Jimmy Carter was the first winning presidential candidate ever to get my vote.
I was 26 in 1976, but I had only voted in one presidential election before that. I couldn’t vote in 1968 even though I was 18, but the voting age wasn’t lowered from 21 until a year after that election.
So my first national election wasn’t until 1972, when I cast my vote for George McGovern. At least I got the opportunity to vote against Richard Nixon once.
The 1976 election was the only one in which I voted by absentee ballot and the only in which I was living outside the United States. Carter was the first president from the Deep South since before the Civil War and the first Democratic president of the post-Watergate era.
Republicans have been dining out on calling him the worst president ever, but historians have been re-evaluating his four years in office, and besides, Gee Dubya Bush and Donald Trump have made Carter look a lot better in retrospect.
He brokered a peace treaty between Egypt and Israel that has lasted nearly half a century, and his pressure brought to bear on the Soviet Union for human rights violations has been called the greatest single factor in the fall of the USSR.

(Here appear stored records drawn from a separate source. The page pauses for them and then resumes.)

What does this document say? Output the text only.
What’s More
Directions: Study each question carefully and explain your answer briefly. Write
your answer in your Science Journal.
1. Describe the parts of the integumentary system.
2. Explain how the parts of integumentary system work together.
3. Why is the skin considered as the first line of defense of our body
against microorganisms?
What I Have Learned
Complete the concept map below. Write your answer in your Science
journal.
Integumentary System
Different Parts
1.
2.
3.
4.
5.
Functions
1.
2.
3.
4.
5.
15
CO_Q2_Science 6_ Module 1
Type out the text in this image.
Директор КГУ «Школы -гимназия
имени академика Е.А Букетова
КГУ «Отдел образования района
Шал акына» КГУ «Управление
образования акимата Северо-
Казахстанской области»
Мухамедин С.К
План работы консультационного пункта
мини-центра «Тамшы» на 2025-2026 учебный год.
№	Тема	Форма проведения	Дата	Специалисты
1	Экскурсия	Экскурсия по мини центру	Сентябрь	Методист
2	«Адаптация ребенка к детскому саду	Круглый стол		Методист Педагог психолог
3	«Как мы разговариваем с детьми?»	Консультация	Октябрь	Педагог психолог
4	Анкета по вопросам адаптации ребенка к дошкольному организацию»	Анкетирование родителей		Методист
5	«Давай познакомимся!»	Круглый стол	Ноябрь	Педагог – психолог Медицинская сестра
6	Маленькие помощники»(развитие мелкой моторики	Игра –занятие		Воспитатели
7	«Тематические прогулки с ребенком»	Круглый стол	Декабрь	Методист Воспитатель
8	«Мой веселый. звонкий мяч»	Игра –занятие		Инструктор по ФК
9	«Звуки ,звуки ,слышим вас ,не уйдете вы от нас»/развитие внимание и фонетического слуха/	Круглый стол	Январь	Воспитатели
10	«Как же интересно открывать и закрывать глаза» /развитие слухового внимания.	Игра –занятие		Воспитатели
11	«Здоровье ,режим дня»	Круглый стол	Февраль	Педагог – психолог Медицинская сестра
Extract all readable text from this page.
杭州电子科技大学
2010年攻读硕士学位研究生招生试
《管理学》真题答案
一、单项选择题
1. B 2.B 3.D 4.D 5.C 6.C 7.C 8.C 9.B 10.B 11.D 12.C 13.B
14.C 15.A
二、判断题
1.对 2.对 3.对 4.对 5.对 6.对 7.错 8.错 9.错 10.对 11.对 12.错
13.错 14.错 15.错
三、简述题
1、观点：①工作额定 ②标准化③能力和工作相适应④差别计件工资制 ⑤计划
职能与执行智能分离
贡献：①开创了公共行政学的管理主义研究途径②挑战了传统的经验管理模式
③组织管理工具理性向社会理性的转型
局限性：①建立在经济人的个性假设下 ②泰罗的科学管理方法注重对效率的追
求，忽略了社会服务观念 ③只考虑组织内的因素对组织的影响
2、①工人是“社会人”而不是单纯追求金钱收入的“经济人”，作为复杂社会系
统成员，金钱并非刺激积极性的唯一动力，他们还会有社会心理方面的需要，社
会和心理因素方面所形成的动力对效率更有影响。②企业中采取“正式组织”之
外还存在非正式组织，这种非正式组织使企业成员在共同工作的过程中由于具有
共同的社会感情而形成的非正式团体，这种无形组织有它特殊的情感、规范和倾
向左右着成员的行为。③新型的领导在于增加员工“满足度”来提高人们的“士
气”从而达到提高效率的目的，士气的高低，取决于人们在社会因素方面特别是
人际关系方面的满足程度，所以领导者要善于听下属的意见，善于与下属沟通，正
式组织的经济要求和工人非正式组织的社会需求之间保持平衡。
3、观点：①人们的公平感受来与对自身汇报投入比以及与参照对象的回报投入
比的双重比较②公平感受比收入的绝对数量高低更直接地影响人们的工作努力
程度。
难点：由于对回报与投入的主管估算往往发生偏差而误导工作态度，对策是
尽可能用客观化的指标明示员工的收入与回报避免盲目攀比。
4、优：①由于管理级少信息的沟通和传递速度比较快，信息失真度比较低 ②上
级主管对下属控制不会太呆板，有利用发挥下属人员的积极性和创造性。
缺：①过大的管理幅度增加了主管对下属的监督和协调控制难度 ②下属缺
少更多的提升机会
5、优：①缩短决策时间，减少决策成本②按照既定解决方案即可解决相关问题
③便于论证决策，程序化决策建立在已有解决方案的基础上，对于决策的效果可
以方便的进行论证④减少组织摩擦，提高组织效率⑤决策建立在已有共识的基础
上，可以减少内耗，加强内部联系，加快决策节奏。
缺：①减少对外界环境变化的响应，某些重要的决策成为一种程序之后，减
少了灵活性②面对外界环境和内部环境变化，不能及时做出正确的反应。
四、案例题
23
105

In the more than 42 years since he left office, he has distinguished himself as perhaps the greatest ex-president ever. He won the Nobel Peace Prize for his work promoting democracy around the world and he was building houses for Habitat for Humanity into his nineties.
President Carter is the longest-lived president in American history. He celebrated his 98th birthday in October, and barring a miracle, there won’t be a 99th. A statement issued Saturday by the Carter Center basically said that the end is near.
ATLANTA (Feb. 18, 2023) — After a series of short hospital stays, former U.S. President Jimmy Carter today decided to spend his remaining time at home with his family and receive hospice care instead of additional medical intervention. He has the full support of his family and his medical team. The Carter family asks for privacy during this time and is grateful for the concern shown by his many admirers.
He has certainly had a good life. He didn’t get rich or join the jet set, but he is loved by many people and has been married to the love of his life for more than 76 years. It’s amazing to me that as old as I feel, when I was born in December 1949, Jimmy and Rosalynn had already been married for three years.
If there is one thing certain to me, it is that when President Carter is gone, we will not see his likes again.
I am thankful we had him as long as we did.
He may not have been a great president, but he was — and is — a truly great man.